A blog for my thoughts on old-school RPGs and anything else I can think of.


A blog for my thoughts on old-school RPGs, CRPGs, fantasy art, film, historical ruminations, and anything else I can think of.



2016-02-04

The Alternate History of Mothership Earth

The future is here!

It’s a brave new world in 1971, a world of pocket calculators, digital watches, and floppy disks. A dozen eggs go for a quarter, a gallon of gas is 40 cents, and you can see a movie for a buck-and-a-half. Polyester, bold prints and platform shoes are all the rage. Ursula Le Guin makes dreams real in The Lathe of Heaven, while Charles Bukowski works in the Post Office, and Abbie Hoffman advises you to Steal This Book. Family rooms and basements are awash in the glow of The Partridge Family, Mary Tyler Moore, and The Mod Squad. Archie Bunker makes his first appearance. Rod Stewart and James Taylor rule the airwaves. Janis Joplin sings of a desperate freedom in “Me and Bobby McGee,” Three Dog Night brings “Joy to the World,” and everyone gets down when Isaac Hayes does the theme from Shaft.

JFK, RFK, Malcolm X, and Martin Luther King are all dead, killed at the hands vicious players in the power game. The stakes are high, sky-high and beyond. Astronauts drive dune buggies on the Moon; the Space Race is the popular face of a cold war going hot in proxy conflicts throughout the globe. East versus West, ideology battles ideology for supremacy. The USA and the USSR are in a Mexican Standoff with nuclear ICBMs instead of sixguns.

The 60’s consciousness raising and social movements become a grotesque parody of themselves. Dissent at home has become culture. Sex, drugs, and rock ‘n roll, mask a nation of violence, and fear. Americans huddle together in the dark and watch The Andromeda Strain and Dirty Harry while waiting for The Bomb to drop. Children are on the forefront of politics when public school buses carry out racial desegregation. Vietnam War protesters battle in the streets, and the TV nightly news bemoans hippies, peaceniks, and commies as 150,000 more young men are drafted. Nixon invokes the Silent Majority and invades Cambodia before yet another domino falls.

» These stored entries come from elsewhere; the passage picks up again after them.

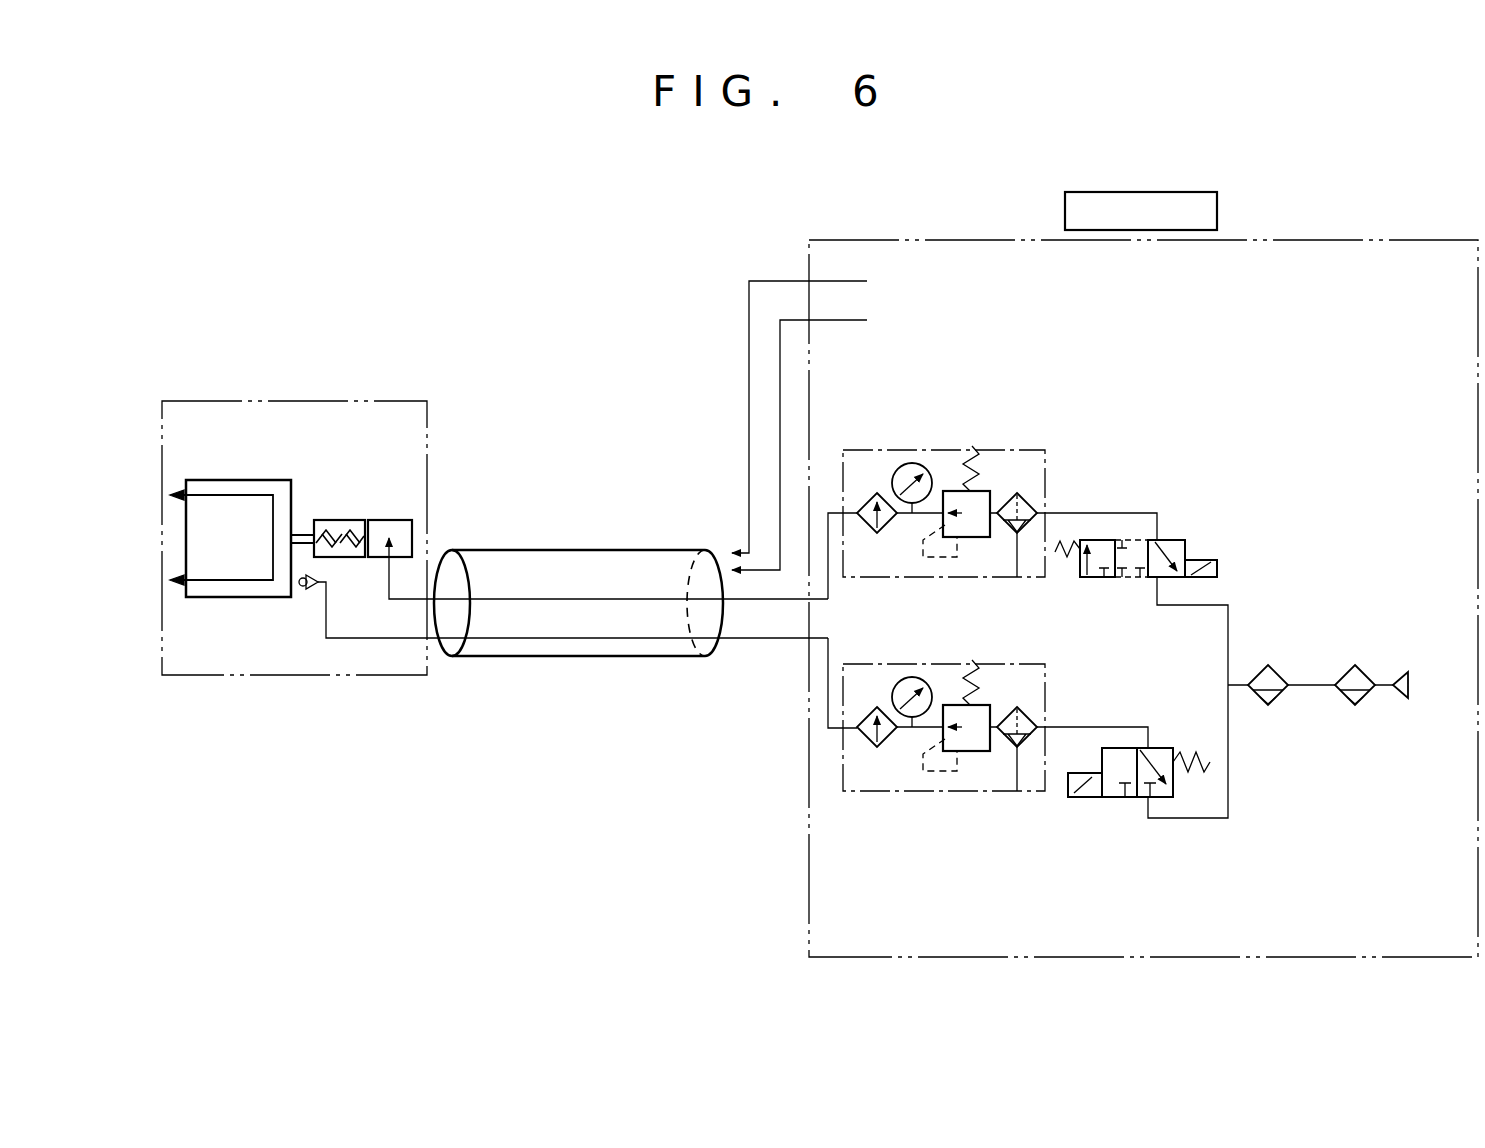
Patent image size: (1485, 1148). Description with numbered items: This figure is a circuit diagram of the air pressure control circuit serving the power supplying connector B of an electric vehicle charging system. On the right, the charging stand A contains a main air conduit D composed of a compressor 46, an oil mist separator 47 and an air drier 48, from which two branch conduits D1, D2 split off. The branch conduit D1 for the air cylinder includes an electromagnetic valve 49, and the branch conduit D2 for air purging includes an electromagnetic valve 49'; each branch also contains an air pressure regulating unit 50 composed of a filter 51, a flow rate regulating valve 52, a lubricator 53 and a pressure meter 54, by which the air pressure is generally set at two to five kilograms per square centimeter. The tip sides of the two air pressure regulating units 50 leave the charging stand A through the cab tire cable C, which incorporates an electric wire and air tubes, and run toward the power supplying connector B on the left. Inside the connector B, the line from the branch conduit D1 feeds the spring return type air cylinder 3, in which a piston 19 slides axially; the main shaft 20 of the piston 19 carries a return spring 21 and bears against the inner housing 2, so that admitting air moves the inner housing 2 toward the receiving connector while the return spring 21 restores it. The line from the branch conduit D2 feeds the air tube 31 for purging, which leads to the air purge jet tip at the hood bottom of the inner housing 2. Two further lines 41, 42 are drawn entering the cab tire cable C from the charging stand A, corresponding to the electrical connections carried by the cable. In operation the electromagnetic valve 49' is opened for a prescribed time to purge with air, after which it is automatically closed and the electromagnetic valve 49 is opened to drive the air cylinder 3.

The charging stand A is at (1217, 208).
The power supplying connector B is at (263, 400).
The cab tire cable C is at (582, 550).
The main air conduit D is at (1308, 688).
The branch conduit for the air cylinder D1 is at (1228, 652).
The branch conduit for air purging D2 is at (1228, 795).
The inner housing 2 is at (245, 480).
The air cylinder 3 is at (397, 519).
The piston 19 is at (371, 519).
The main shaft 20 is at (334, 534).
The return spring 21 is at (338, 558).
The air tube for purging 31 is at (325, 617).
The electrical line 41 is at (819, 409).
The electrical line 42 is at (819, 437).
The compressor 46 is at (1409, 697).
The oil mist separator 47 is at (1355, 664).
The air drier 48 is at (1268, 664).
The electromagnetic valve 49 is at (1148, 635).
The electromagnetic valve 49' is at (1139, 815).
The air pressure regulating unit 50 is at (1005, 444).
The filter 51 is at (1028, 533).
The flow rate regulating valve 52 is at (975, 537).
The lubricator 53 is at (872, 533).
The pressure meter 54 is at (898, 465).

Unknown to most there is an even darker stain growing in this shadow play. The invisible history of the 20th century is rife with unguessed horrors. Ancient entities stir in the deeps of the earth, and in the icy depths of space. After WWII, Nazi wizards escaped to rekindle the Reich’s unholy sciences. Russia routinely breaks the Geneva Convention’s whispered sister, the White Pact, by deploying “unconventional” munitions. News of chemical weapon attacks are used as cover for less terrestrial terrors. Conspiracy theorists say Area 51 contains America’s true military deterrents, deep underground in it’s unplumbed bunkers. Is it all true? Could any of it be true?

Vast powers move inexorably closer to the fruition of their subtle, cosmic schemes. Will human life be snuffed like a candle in the turbulent ocean of eternal night? Who will believe the unbelievable? Who will fathom the unfathomable? Who, I ask you, will stand against the inevitable, enfolding darkness, and fight that which was not meant to be known?